Classification : Machine Learning is used to label input data based on the training data provided. This labeling of data is called classification. Here, the record is classified into one of the possible groups by the algorithm. The output here is the class labels.
Consider the familiar email Spam Classification example. Here, initially, a set of spam emails are used to train the model and then, any new email that hits your inbox is classified as either spam or not-spam. This is a Classifier Model in Machine Learning.
There various classifier models in practice. The right classifier for a solution depends various factors. Following are few common classifier model and reasons to choose them:
- Boosting – often effective when a large amount of training data is available.
- Random trees – often very effective and can also perform regression.
- K-nearest neighbors – simplest thing you can do, often effective but slow and requires lots of memory.
- Neural networks – Slow to train but very fast to run, still optimal performer for letter recognition.

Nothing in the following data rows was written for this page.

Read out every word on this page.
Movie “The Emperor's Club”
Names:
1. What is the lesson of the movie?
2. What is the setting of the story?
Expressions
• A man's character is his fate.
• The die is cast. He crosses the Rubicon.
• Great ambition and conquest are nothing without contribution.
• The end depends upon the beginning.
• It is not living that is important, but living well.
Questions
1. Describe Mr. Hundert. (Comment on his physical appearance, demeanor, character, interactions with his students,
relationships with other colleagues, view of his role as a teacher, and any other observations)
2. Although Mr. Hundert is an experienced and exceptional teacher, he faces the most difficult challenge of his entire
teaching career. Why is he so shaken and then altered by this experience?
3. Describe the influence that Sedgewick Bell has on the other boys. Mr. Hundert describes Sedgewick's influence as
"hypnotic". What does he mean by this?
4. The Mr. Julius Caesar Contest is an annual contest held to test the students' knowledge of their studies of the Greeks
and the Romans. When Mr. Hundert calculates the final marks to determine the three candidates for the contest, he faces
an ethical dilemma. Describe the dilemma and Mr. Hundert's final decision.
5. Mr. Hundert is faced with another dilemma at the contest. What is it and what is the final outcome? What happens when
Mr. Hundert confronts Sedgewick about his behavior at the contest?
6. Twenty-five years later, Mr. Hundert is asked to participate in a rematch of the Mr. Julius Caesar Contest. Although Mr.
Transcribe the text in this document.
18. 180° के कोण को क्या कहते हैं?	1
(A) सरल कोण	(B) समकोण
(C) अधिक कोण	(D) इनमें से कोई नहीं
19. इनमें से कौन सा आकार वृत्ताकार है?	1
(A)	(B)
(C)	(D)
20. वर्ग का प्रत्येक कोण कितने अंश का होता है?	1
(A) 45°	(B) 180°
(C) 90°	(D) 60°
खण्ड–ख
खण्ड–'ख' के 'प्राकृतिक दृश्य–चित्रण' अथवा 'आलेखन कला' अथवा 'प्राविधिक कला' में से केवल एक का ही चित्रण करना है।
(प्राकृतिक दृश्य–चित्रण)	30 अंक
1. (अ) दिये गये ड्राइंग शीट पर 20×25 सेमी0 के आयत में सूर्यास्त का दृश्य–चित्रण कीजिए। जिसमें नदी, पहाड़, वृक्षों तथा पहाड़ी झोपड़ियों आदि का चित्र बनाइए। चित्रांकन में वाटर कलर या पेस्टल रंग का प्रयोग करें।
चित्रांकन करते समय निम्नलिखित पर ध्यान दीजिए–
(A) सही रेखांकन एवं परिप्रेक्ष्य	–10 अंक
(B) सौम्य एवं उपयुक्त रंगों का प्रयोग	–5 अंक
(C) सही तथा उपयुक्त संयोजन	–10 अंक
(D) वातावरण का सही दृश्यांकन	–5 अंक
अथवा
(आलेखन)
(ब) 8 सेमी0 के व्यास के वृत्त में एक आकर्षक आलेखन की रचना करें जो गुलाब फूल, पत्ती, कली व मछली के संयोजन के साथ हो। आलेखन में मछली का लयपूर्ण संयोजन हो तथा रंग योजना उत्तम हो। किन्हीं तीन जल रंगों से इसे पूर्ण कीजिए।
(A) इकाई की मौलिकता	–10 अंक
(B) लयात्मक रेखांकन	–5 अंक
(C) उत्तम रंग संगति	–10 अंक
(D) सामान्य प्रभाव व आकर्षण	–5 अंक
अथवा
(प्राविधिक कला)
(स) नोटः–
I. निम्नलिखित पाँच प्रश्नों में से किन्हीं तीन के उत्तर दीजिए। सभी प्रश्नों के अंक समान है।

- SVM – Among the best with limited data, but losing against boosting or random trees only when large data sets are available.
Ref: An answer in Stackoverflow pointing to “OpenCV” book.
Prediction/Regression : Unlike Classification, regression is type of problem where algorithm finds a continuous number/value from the given input. A simple example would be – predict price of an house, given no.of rooms, area and location. Here, a training set of houses with known price are fed into the model. The algorithm comes up with an equation to apply on new inputs further. Another example is predicting the price of a stock, given various input features.
The output here is a continuous value of the target variable.